Volatilité excessive des taux de change

Anticipé par les marchés financiers, le statu quo monétaire de la BCE a eu pour effet de propulser l’euro à un nouveau sommet face au dollar. Jeudi, la monnaie unique européenne s’est échangée contre 1 ,5913 dollar. Dans ce contexte, la dégringolade du dollar pourrait se poursuivre. En revanche, la Chine a choisi pour la première fois depuis 1993 de réévaluer le yuan face au dollar. C'est la première fois que ce taux frôle les 7 yuans pour un dollar depuis la réévaluation de la monnaie chinoise en juillet 2005.
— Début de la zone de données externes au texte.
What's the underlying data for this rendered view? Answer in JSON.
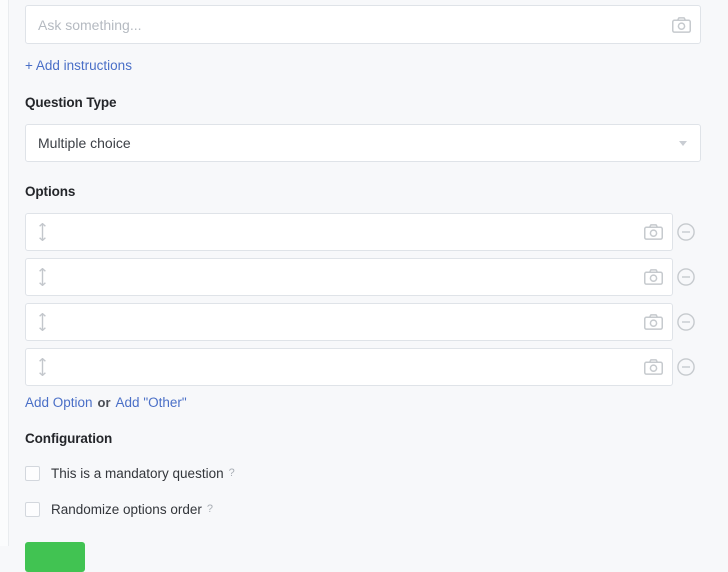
{
  "question_editor": {
    "ask": {
      "placeholder": "Ask something...",
      "value": "",
      "camera_icon": "camera-icon"
    },
    "add_instructions_label": "+ Add instructions",
    "question_type": {
      "label": "Question Type",
      "selected": "Multiple choice",
      "caret_icon": "chevron-down-icon"
    },
    "options": {
      "label": "Options",
      "rows": [
        {
          "value": "",
          "placeholder": "",
          "drag_icon": "drag-vertical-icon",
          "camera_icon": "camera-icon",
          "remove_icon": "minus-circle-icon"
        },
        {
          "value": "",
          "placeholder": "",
          "drag_icon": "drag-vertical-icon",
          "camera_icon": "camera-icon",
          "remove_icon": "minus-circle-icon"
        },
        {
          "value": "",
          "placeholder": "",
          "drag_icon": "drag-vertical-icon",
          "camera_icon": "camera-icon",
          "remove_icon": "minus-circle-icon"
        },
        {
          "value": "",
          "placeholder": "",
          "drag_icon": "drag-vertical-icon",
          "camera_icon": "camera-icon",
          "remove_icon": "minus-circle-icon"
        }
      ],
      "add_option_label": "Add Option",
      "or_label": "or",
      "add_other_label": "Add \"Other\""
    },
    "configuration": {
      "label": "Configuration",
      "items": [
        {
          "label": "This is a mandatory question",
          "checked": false,
          "help": "?"
        },
        {
          "label": "Randomize options order",
          "checked": false,
          "help": "?"
        }
      ]
    },
    "save_label": ""
  },
  "colors": {
    "link": "#4a6fc7",
    "save_green": "#41c352",
    "page_bg": "#f7f8fa",
    "field_border": "#dfe3e8",
    "placeholder": "#b5bac1"
  }
}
La Chine est accusée régulièrement de maintenir sa monnaie à un niveau artificiellement bas pour soutenir ses exportations, ce qui lui procure un avantage par rapport aux Européens déjà pénalisés par la hausse de l’euro. Pour calmer le jeu, la République populaire a engagé une série d’actions pour réformer le taux de change du yuan depuis juillet 2005, comme l’arrimage du yuan à un panier de devises et l’introduction d’une certaine flexibilité.

Depuis juillet 2005, date de la réévaluation de la devise et de l'abandon du lien fixe avec le dollar, la hausse du yuan s'est accélérée régulièrement, passant de 2,6% en 2005 à 3,4% en 2006 et 6,9% en 2007. Depuis le début de cette année, elle a déjà atteint 4,5%. Cette accélération est certes due en partie à la dépréciation du dollar sur l'ensemble des marchés de changes mondiaux, mais est elle aussi à mettre au crédit des pressions exercées par les grands partenaires commerciaux de la Chine, qui souhaitent voir le yuan monter pour réduire l'excédent commercial chinois. La semaine dernière, le secrétaire américain au Trésor, Henry Paulson, s’est ainsi félicité lors d'une visite à Pékin de l'accélération de la hausse du yuan et a plaidé pour une poursuite de cette politique.